Where $s_{QC}$ is the standard deviation of the QC samples and $\bar{x}_{QC}$ is the sample mean of the signal in the QC samples. RSD can also be replaced by a non-parametric, robust version based on the median and median absolute deviation (MAD):

$$RSD^* = \frac{1.4826 \cdot MAD_{QC}}{\text{median}(x_{QC}}$$

We are using the robust version as it is less affected by a single outlying QC and since the original RSD works best if the data is normally distributed, which is often not the case with our data.

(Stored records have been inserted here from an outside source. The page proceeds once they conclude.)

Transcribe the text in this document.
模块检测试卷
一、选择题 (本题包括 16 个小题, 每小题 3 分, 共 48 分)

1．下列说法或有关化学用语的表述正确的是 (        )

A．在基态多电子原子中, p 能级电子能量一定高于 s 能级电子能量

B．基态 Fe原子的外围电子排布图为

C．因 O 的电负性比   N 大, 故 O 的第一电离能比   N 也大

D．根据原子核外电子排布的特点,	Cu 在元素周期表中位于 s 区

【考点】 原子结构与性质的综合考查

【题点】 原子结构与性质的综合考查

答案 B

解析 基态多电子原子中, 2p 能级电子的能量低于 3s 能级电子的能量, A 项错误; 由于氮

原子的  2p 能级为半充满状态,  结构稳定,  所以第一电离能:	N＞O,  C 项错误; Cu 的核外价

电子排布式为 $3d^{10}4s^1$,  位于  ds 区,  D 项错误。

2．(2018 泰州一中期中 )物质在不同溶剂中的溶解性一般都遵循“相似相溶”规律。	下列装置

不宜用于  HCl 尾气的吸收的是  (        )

The spread of the QC samples compared to the biological samples is measured using a metric called D-ratio:

$$D-ratio = \frac{s_{QC}}{s_{biological}}$$

Or, as before, a non-parametric, robust alternative:

$$D-ratio* = \frac{MAD_{QC}}{MAD_{biological}}$$

We are using the robust alternative of D-ratio as well, for the same reasons as above.

Limits used in filtering

The recommended limits for RSD and D-ratio are 0.2 and 0.4, respectively. So the signals need to score lower than the limits in both metrics to survive filtering. Since we are using the robust alternatives, we have added an additional condition: Signals with classic RSD, RSD* and basic D-ratio all below 0.1 are kept. This additional condition prevents the removal of signals with very low values in all but a few samples. These signals tend to have a very high value of D-ratio*, since the median absolute deviation of the biological samples is not affected by the large concentration in a handful of samples, causing the D-ratio* to overestimate the significance of random errors in measurements of QC samples. Thus, other quality metrics are applied, with a conservative limit of 0.1 to ensure that only good quality signals are kept this way.

Use in overall quality assessment

The distribution of the quality metrics across signals can be used as a good quality metric of a study. In the future, some key statistics, for example the mean, median and maybe some other quantiles could be reported for each statistic. This would yield us a nice way of quantifying the quality of the data from any given experiment.